A Steinway grand piano carved with Maori patterns is part of Michael Parekowhai's installation at this year's Venice Biennale. Adam Gifford talks to piano restorer David Jenkin about the instrument's journey to Italy.
The piano going to Venice was part of New Zealand's cultural history even before Michael Parekowhai took to it with chisels. Restorer David Jenkin says the Steinway concert grand was first sold in London in 1926 and shipped to New Zealand half a century ago.
Inside the body was pencilled a dedication: "Dear friends, may this beautiful instrument bring you happiness and inspiration. All my love, Lili Kraus, London, Christmas 1959."
Kraus was a Hungarian-born pianist who wound up in New Zealand in 1945 after three years in a Japanese prison camp in Indonesia. She toured the country extensively before moving to England in 1948, and her concerts would have been the first time many New Zealanders heard live performances of Beethoven, Mozart and other greats of the classical canon.
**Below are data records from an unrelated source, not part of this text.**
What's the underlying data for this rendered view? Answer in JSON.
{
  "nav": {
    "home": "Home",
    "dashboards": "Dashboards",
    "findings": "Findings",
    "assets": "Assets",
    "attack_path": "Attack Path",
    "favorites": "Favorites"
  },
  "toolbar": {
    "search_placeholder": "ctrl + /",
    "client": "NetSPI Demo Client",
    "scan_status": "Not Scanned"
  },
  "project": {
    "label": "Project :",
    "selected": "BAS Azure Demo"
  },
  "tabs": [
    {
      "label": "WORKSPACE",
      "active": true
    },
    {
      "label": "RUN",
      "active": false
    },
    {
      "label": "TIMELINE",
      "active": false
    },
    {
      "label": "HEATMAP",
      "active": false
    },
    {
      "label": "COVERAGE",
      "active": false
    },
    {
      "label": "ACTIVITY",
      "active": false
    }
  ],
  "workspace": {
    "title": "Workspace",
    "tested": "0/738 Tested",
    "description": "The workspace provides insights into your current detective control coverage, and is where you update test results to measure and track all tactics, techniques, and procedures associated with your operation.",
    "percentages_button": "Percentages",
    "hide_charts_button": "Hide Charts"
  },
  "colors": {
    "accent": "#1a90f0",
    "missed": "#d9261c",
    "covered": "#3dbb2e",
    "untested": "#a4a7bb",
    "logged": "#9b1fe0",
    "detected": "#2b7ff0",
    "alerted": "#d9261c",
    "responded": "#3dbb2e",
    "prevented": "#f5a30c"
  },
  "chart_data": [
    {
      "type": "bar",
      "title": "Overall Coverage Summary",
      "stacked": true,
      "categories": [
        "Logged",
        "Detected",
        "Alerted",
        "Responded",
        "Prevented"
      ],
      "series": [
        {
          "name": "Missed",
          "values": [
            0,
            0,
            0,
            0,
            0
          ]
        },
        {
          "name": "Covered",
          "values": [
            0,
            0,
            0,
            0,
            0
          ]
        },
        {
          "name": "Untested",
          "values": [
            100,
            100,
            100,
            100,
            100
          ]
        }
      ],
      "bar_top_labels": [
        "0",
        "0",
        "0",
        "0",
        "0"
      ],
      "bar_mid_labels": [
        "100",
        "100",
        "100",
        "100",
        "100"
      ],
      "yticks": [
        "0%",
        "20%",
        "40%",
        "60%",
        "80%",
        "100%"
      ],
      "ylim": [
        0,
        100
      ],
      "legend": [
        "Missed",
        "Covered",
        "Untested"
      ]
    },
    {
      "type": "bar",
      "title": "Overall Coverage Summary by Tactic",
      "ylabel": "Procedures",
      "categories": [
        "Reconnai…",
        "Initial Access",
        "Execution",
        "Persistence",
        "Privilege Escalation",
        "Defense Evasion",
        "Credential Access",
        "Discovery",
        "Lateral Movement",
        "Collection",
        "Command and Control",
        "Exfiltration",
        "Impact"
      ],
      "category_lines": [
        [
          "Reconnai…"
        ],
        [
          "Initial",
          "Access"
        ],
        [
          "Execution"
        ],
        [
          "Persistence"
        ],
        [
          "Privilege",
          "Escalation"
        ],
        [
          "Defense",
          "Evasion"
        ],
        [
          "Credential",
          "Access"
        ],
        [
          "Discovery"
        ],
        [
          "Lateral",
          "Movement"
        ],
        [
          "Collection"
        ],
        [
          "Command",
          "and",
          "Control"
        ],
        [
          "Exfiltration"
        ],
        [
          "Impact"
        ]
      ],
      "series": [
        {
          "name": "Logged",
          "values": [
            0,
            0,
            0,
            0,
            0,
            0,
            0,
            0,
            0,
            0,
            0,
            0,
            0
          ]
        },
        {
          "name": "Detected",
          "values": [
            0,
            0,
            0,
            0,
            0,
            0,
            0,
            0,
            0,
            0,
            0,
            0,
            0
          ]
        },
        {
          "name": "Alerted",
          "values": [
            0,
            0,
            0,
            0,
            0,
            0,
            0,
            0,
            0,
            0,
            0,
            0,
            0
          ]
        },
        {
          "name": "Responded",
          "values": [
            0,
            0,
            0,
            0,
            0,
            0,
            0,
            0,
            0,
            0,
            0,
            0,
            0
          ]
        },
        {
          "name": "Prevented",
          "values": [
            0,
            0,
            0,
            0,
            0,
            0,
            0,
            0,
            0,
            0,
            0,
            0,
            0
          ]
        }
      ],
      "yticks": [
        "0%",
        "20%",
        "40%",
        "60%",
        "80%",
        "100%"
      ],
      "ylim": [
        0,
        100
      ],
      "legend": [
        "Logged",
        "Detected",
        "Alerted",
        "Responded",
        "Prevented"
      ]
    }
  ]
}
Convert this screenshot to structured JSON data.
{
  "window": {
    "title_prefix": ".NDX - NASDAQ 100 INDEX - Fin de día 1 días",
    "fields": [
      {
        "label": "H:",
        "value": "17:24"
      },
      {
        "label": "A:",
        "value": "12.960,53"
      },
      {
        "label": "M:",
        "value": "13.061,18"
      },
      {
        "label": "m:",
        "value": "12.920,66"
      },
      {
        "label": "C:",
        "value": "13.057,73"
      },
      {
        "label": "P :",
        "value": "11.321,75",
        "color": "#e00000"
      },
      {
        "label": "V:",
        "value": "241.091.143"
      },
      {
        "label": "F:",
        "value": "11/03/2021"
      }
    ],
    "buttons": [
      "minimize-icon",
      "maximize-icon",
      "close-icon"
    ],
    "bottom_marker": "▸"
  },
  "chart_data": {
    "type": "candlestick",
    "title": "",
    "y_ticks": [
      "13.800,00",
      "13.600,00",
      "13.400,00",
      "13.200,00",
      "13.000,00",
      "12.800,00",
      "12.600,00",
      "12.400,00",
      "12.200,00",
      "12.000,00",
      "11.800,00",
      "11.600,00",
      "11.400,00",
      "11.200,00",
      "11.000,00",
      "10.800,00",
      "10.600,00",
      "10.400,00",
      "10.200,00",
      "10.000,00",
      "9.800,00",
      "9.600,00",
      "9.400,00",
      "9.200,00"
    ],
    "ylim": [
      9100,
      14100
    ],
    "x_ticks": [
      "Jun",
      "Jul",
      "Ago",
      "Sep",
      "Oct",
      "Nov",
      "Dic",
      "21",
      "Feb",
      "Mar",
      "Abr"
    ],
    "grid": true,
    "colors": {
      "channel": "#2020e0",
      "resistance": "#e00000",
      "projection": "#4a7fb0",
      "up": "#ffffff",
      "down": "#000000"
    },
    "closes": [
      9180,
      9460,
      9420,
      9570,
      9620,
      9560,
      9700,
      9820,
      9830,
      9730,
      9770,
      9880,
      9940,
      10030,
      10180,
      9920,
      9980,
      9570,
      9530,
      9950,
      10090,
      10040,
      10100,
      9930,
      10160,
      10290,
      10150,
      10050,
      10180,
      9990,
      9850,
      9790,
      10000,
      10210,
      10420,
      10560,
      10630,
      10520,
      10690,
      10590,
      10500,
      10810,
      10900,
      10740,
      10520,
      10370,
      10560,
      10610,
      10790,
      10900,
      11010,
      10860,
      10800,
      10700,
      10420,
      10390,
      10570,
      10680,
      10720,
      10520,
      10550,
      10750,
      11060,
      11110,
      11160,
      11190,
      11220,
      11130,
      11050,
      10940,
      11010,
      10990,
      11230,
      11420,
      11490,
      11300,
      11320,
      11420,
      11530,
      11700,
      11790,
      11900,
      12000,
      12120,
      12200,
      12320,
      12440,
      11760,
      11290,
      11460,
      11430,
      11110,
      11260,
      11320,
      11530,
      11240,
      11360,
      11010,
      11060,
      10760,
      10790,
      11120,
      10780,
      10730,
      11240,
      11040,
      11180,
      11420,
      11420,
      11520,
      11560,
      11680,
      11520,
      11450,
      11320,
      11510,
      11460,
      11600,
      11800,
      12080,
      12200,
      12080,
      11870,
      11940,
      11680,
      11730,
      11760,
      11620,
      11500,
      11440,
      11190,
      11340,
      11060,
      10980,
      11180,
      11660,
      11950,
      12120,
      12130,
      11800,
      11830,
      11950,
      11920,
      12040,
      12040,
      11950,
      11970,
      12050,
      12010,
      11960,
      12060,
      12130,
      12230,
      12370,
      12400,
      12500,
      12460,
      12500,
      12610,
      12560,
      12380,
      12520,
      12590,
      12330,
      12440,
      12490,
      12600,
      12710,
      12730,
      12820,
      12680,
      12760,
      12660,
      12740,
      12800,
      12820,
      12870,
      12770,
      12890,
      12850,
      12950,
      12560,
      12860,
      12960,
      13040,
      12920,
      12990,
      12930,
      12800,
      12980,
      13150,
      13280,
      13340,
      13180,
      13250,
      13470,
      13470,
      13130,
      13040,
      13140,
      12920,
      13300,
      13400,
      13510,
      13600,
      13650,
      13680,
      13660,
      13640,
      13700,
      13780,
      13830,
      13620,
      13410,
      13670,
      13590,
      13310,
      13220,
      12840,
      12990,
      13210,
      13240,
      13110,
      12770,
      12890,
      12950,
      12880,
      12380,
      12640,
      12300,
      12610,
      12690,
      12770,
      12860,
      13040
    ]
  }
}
"Michael has this thing about pianos, as a statement of high Western art," Jenkin says.
"This piano was probably selected by Lili from Steinway in London for broadcasting or one of the town halls. When I first came across it, it belonged to a jazz pianist in Whangarei.
"Then Michael turned up with it [in 2002] and said, 'Can you do anything?' I said if you're serious, it will need some serious work and he said, 'I am serious'."
There is a tradition of art case pianos, where material is added to the outside then carved.
"But they are mostly ugly," says Jenkin. "Michael's aesthetic is around the shape of the piano."
That meant the carving needed to be in the existing rim, but when it came back to Jenkin's Glenfield workshop in 2006, about a third of the mass was gone, which need to be returned for strength and to restore tone.
"We got oak and mahogany, put it through the thicknesser, and laminated it in alternate 2mm horizontal bands around the inside of the piano. It was a nightmare of a job, but we understood why he had to do it that way."
The cast iron frame was trimmed 10mm all round to fit in the new frame on a redesigned mounting system, and a new soundboard installed.
Because it is pierced by carvings, the lid does not reflect sound in the way of normal grands, creating a more diffuse effect.
"I have to say I think it's a thing of spectacular beauty. I love it, and I love that it's a Steinway concert grand and I love that it kind of looks tribal," Jenkin says.
He won't reveal how much his part of the job cost, but "it's the most extensive and expensive piano restoration ever done in New Zealand".